By Denise Carter and Daurice Kalfsbeek Smith
Board of Supervisors, Colusa County
As Supervisors in Colusa County, we encourage you to watch a short five-minute film on the devastating impacts we have seen this year in Colusa County as a result of the drought. The film can be watched here.
As the film suggests, we call on state and federal policy makers to make sure our communities never suffer like this again. We need more balanced policies on water that will prioritize water for farms, the people in our small disadvantaged communities, and the fish and wildlife that rely upon our farms and refuges for their food and safe haven.
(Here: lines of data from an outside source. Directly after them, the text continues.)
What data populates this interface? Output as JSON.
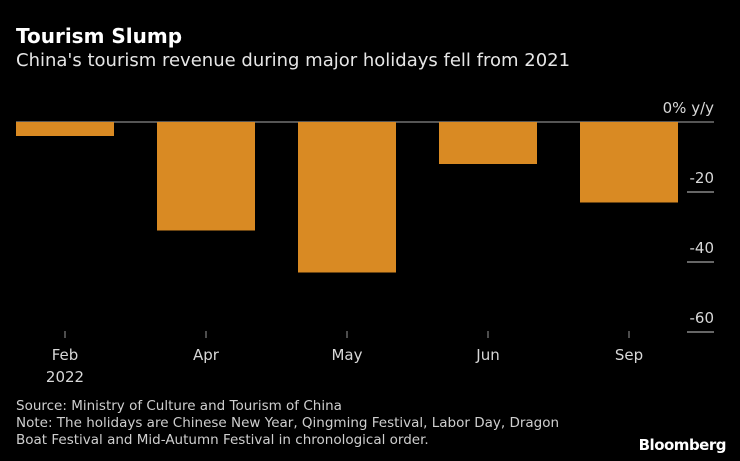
{
  "title": "Tourism Slump",
  "subtitle": "China's tourism revenue during major holidays fell from 2021",
  "source": "Source: Ministry of Culture and Tourism of China",
  "note_lines": [
    "Note: The holidays are Chinese New Year, Qingming Festival, Labor Day, Dragon",
    "Boat Festival and Mid-Autumn Festival in chronological order."
  ],
  "logo": "Bloomberg",
  "chart_data": {
    "type": "bar",
    "categories": [
      "Feb",
      "Apr",
      "May",
      "Jun",
      "Sep"
    ],
    "category_sublabels": [
      "2022",
      "",
      "",
      "",
      ""
    ],
    "values": [
      -4,
      -31,
      -43,
      -12,
      -23
    ],
    "ylabel": "% y/y",
    "yticks": [
      0,
      -20,
      -40,
      -60
    ],
    "ytick_labels": [
      "0% y/y",
      "-20",
      "-40",
      "-60"
    ],
    "ylim": [
      -60,
      0
    ],
    "y_axis_position": "right",
    "grid": false,
    "bar_color": "#d98a23"
  }
}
To paint a picture of this year, 600 square miles of farmland was fallow this year on the west-side of the Sacramento Valley, which is more than 370,000 acres of farmland, nearly 80% of the total farmland in this service area. Colusa County, which is known for its amazing rice production and the environmental benefits it provides, had almost no rice planted this year as seen by the blue squares in the map below.
The 2020 and 2021 water years left California, and especially California agriculture, damaged and vulnerable.” A report by Daniel A. Sumner and William A. Matthews from the Department of Agricultural and Resource Economics at the University of California, Davis estimates that in the Sacramento Valley there will be:
- 14,300 jobs lost;
- $1.3 billion in lost economic value added;
- $732 million in lost labor income; and
- Supply chains are devastated.
In small rural communities, these are large and significant numbers that dramatically affect people and every aspect of our daily lives.
With the unprecedented dry year in the Sacramento River watershed, we need a more balanced approach for water policy. Please join us in seeking a more balanced water policy that will benefit Colusa County and the Sacramento Valley. Water and the people it support are vital to our communities and farming, which supports the essential economy and the environment in the Sacramento Valley.